金闲评
Wednesday, April 18, 2007
  Israeli Holocaust survivor among those killed at Virginia Tech
The Associated Press
Published: April 17, 2007, IHT

JERUSALEM: A 76-year-old Holocaust survivor killed while trying to protect his students from a gunmen at Virginia Tech will be buried in Israel, relatives said.

Relatives said Tuesday that Liviu Librescu, an internationally respected aeronautics engineer and a lecturer at the school for 20 years, saved the lives of several students by barricading his classroom door before he was gunned down in Monday's massacre, which coincided with Israel's Holocaust remembrance day.

Librescu survived the Holocaust and fled Communist Romania for Israel, where he lived before moving to the U.S.

His widow, Marlena, told Channel 10 TV that he would be buried in Israel, and arrangements were being made. It was not known when the funeral would take place.

Librescu's students sent e-mails to his wife recounting the last moments of their teacher's life, his son, Joe, told The Associated Press on Tuesday.

"My father blocked the doorway with his body and asked the students to flee," Joe Librescu said in a telephone interview from his home outside of Tel Aviv. "Students started opening windows and jumping out."

The gunman, identified as 23-year-old Cho Seung-Hui, an English major and native of South Korea, killed 32 people before committing suicide, officials said, in what was the deadliest shooting rampage in modern U.S. history.

Librescu had known hardship since childhood.

When Romania joined forces with Nazi Germany in World War II, he was first interned in a labor camp in Transnistria and then deported along with his family and thousands of other Jews to a central ghetto in the city of Focsani, his son said. According to a report compiled by the Romanian government in 2004, between 280,000 and 380,000 Jews were killed by Romania's Nazi-allied regime during the war.

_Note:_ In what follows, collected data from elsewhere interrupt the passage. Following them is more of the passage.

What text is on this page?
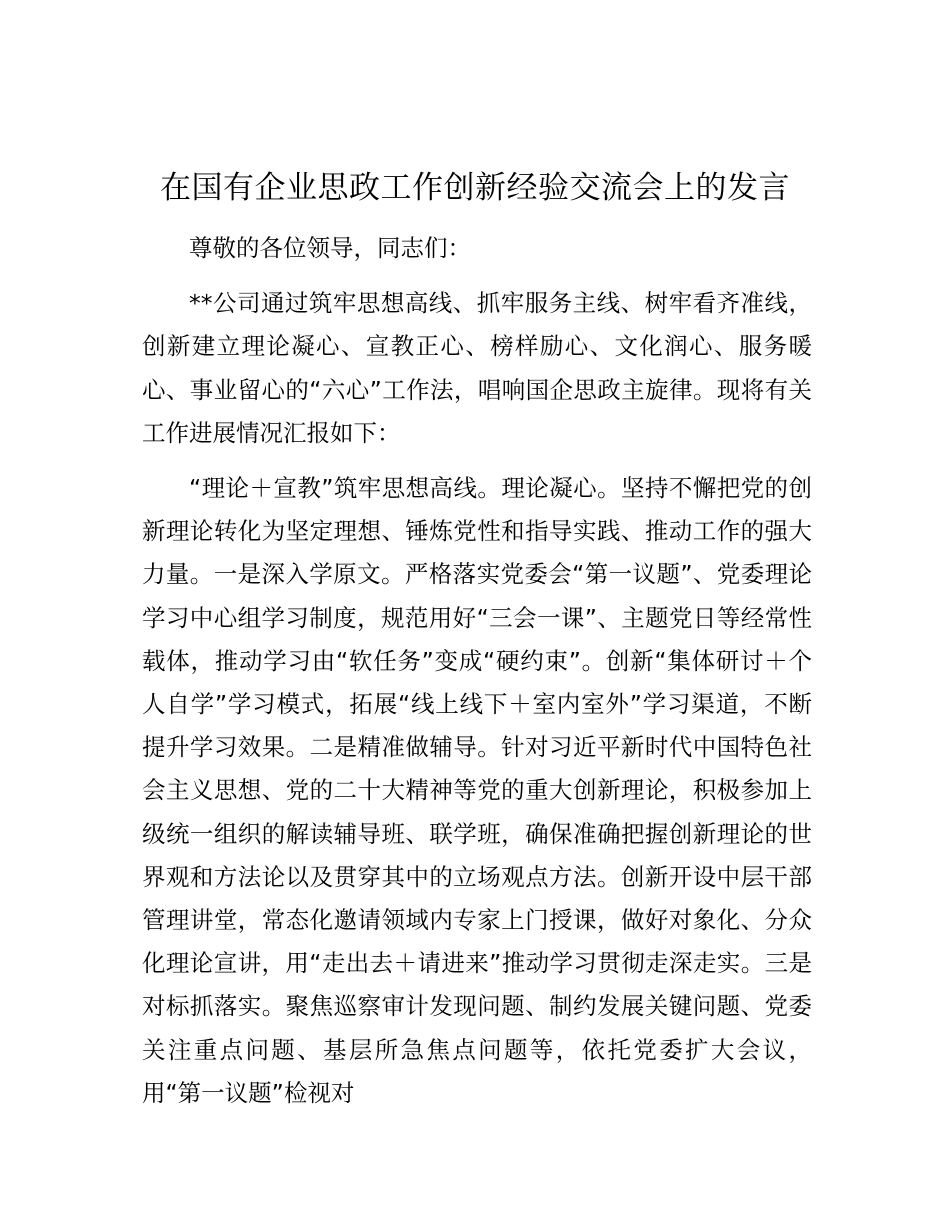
在国有企业思政工作创新经验交流会上的发言

尊敬的各位领导，同志们：

**公司通过筑牢思想高线、抓牢服务主线、树牢看齐准线，创新建立理论凝心、宣教正心、榜样励心、文化润心、服务暖心、事业留心的“六心”工作法，唱响国企思政主旋律。现将有关工作进展情况汇报如下：

“理论＋宣教”筑牢思想高线。理论凝心。坚持不懈把党的创新理论转化为坚定理想、锤炼党性和指导实践、推动工作的强大力量。一是深入学原文。严格落实党委会“第一议题”、党委理论学习中心组学习制度，规范用好“三会一课”、主题党日等经常性载体，推动学习由“软任务”变成“硬约束”。创新“集体研讨＋个人自学”学习模式，拓展“线上线下＋室内室外”学习渠道，不断提升学习效果。二是精准做辅导。针对习近平新时代中国特色社会主义思想、党的二十大精神等党的重大创新理论，积极参加上级统一组织的解读辅导班、联学班，确保准确把握创新理论的世界观和方法论以及贯穿其中的立场观点方法。创新开设中层干部管理讲堂，常态化邀请领域内专家上门授课，做好对象化、分众化理论宣讲，用“走出去＋请进来”推动学习贯彻走深走实。三是对标抓落实。聚焦巡察审计发现问题、制约发展关键问题、党委关注重点问题、基层所急焦点问题等，依托党委扩大会议，用“第一议题”检视对
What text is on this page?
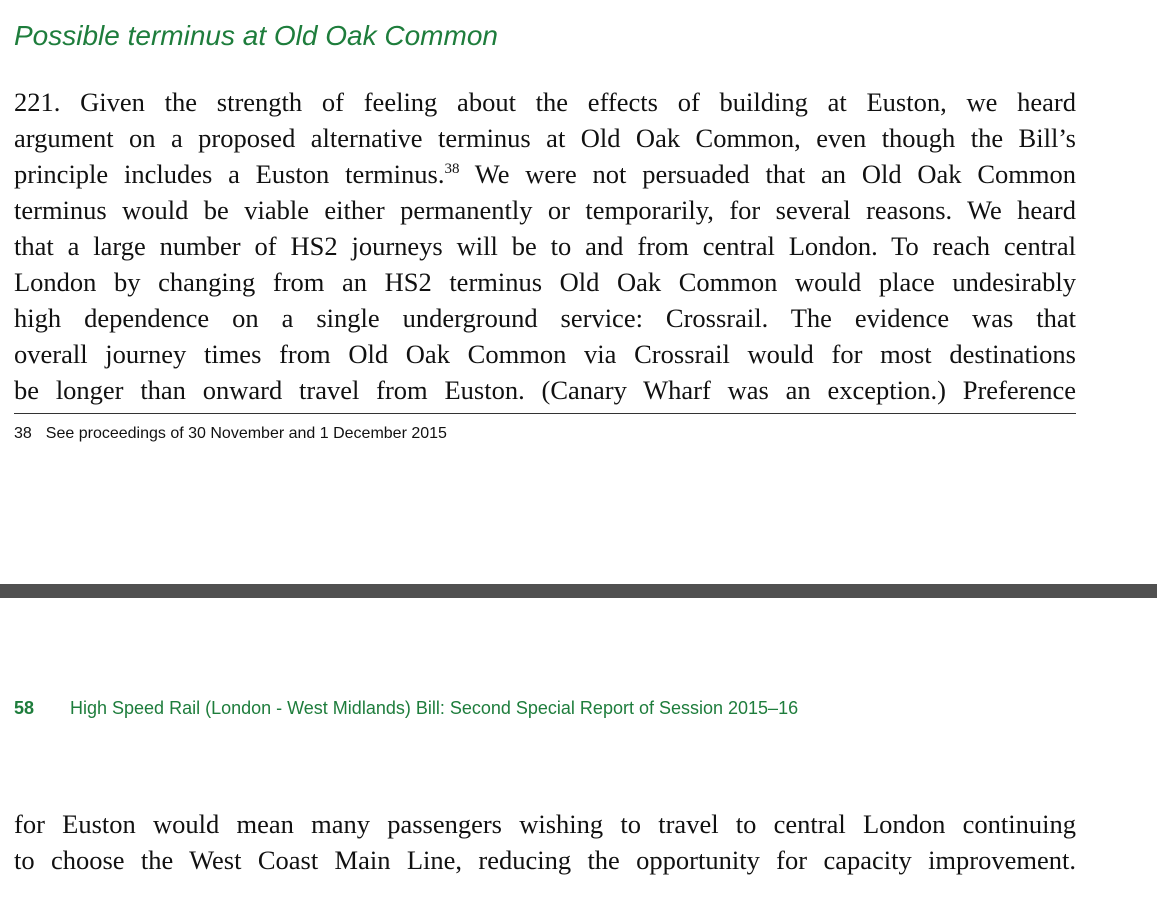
Possible terminus at Old Oak Common
221. Given the strength of feeling about the effects of building at Euston, we heard
argument on a proposed alternative terminus at Old Oak Common, even though the Bill’s
principle includes a Euston terminus.$^{38}$ We were not persuaded that an Old Oak Common
terminus would be viable either permanently or temporarily, for several reasons. We heard
that a large number of HS2 journeys will be to and from central London. To reach central
London by changing from an HS2 terminus Old Oak Common would place undesirably
high dependence on a single underground service: Crossrail. The evidence was that
overall journey times from Old Oak Common via Crossrail would for most destinations
be longer than onward travel from Euston. (Canary Wharf was an exception.) Preference
38 See proceedings of 30 November and 1 December 2015
58 High Speed Rail (London - West Midlands) Bill: Second Special Report of Session 2015–16
for Euston would mean many passengers wishing to travel to central London continuing
to choose the West Coast Main Line, reducing the opportunity for capacity improvement.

"We were in Romania during the Second World War, and we were Jews there among the Germans, and among the anti-Semitic Romanians," Marlena Librescu told Israeli Channel 10 TV on Tuesday.

As a successful engineer under the postwar Communist government, Librescu found work at Romania's aerospace agency. But his career was stymied in the 1970s because he refused to swear allegiance to the regime, his son said, and he was later fired when he requested permission to move to Israel.

After years of government refusal, according to his son, Israeli Prime Minister Menachem Begin personally intervened to get the family an emigration permit. They moved to Israel in 1978.

Librescu left Israel for Virginia in 1985 for a sabbatical year, but eventually made the move permanent, said Joe Librescu, who himself studied at Virginia Tech from 1989 to 1994.

In Romania, the academic community mourned Librescu's death.

"It is a great loss," said Ecaterina Andronescu, rector of the Polytechnic University in Bucharest, where Librescu graduated in 1953. "We have immense consideration for the way he reacted and defended his students with his life."

At the Polytechnic University, where Librescu received an honorary degree in 2000, his picture was placed on a table, a candle was lit, and people lay flowers nearby.

Professor Nicolae Serban Tomescu described Librescu as "strong and dignified."

"He had a huge affection for his students and he sacrificed his life for them," Tomescu told AP Television News.

Librescu published extensively and received numerous awards for his work.

"His work was his life in a sense," Joe Librescu said.